DW-RADIO/Rumänisch: Herr Ministerpräsident, Ihr Besuch in Berlin findet in einem kritischen Moment hinsichtlich der Erweiterung und Vertiefung der EU statt, nachdem Frankreich und Holland gegen die EU-Verfassung gestimmt haben. Konnten Sie Ihre deutschen Partner von der Seriosität des europäischen Integrationsbestrebens Ihrer Regierung überzeugen?
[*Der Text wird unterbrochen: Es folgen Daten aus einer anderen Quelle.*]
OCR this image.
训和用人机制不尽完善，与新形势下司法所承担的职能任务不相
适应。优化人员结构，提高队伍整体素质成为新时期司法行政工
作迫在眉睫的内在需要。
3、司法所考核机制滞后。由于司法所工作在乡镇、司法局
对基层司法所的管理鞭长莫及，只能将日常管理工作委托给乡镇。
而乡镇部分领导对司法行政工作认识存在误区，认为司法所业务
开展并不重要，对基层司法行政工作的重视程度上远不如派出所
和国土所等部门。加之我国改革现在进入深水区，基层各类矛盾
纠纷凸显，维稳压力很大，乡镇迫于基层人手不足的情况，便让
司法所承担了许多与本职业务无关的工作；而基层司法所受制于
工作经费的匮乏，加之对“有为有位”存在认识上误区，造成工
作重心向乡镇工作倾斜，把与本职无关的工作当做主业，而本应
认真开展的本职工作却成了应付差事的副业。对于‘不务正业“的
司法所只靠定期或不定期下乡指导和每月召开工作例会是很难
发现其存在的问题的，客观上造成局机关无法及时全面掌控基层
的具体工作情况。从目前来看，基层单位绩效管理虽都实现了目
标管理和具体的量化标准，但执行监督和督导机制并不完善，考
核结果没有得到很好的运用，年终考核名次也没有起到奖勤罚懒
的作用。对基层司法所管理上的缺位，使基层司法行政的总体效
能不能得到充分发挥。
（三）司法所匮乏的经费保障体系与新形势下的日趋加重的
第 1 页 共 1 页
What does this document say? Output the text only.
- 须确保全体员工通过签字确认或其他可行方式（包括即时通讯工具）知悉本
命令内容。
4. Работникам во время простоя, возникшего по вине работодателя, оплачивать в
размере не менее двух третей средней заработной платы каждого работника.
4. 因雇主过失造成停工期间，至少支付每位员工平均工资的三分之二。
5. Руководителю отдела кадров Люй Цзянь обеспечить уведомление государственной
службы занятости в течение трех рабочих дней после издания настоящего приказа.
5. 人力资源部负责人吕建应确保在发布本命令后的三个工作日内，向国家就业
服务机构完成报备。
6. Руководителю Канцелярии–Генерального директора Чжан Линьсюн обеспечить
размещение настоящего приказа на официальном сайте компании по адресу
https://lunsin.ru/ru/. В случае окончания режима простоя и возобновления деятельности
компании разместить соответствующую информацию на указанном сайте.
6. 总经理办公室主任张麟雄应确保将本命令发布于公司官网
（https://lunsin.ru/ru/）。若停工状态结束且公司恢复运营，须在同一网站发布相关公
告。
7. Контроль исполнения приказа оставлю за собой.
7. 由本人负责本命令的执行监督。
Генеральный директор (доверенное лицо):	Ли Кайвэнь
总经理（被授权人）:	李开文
Calin Popescu-Tariceanu: Während der Gespräche, sowohl mit Bundeskanzler Gerhard Schröder als auch mit Vertretern der Opposition, wie z.B. Frau Angela Merkel, der CDU-Vorsitzenden, oder Wolfgang Gerhardt, dem Vorsitzenden der FDP-Bundestagsfraktion, hatte ich die Gelegenheit, klar und deutlich zu wiederholen, dass nicht nur die rumänische Regierung, sondern die politische Klasse allgemein sowie die gesamte rumänische Gesellschaft gewillt sind, mit den nötigen Reformen fortzufahren, damit wir, gemäß der Vereinbarungen, der EU beitreten können. Und wir sind sehr wohl in der Lage, unsere Verpflichtungen zu erfüllen. Sicherlich ist zurzeit die Stimmung in Europa hinsichtlich der nächsten Erweiterungsrunde etwas angeschlagen. Entscheidend für uns ist aber die Beurteilung der EU-Kommission, und ich hoffe sehr, dass diese Beurteilung so wenig wie möglich von den internen Problemen beeinflusst wird, mit denen Länder wie Frankreich oder Deutschland gegenwärtig konfrontiert sind. Dabei meine ich nicht nur die schwierige wirtschaftliche und soziale Lage in diesen beiden Ländern, sondern natürlich auch die anstehenden Wahlen im Herbst, in der Bundesrepublik. Mit anderen Worten wünsche ich mir sehr, dass Rumänien einzig und allein aufgrund ihrer Fähigkeit, ihre Verpflichtungen zu respektieren und zu erfüllen, beurteilt wird.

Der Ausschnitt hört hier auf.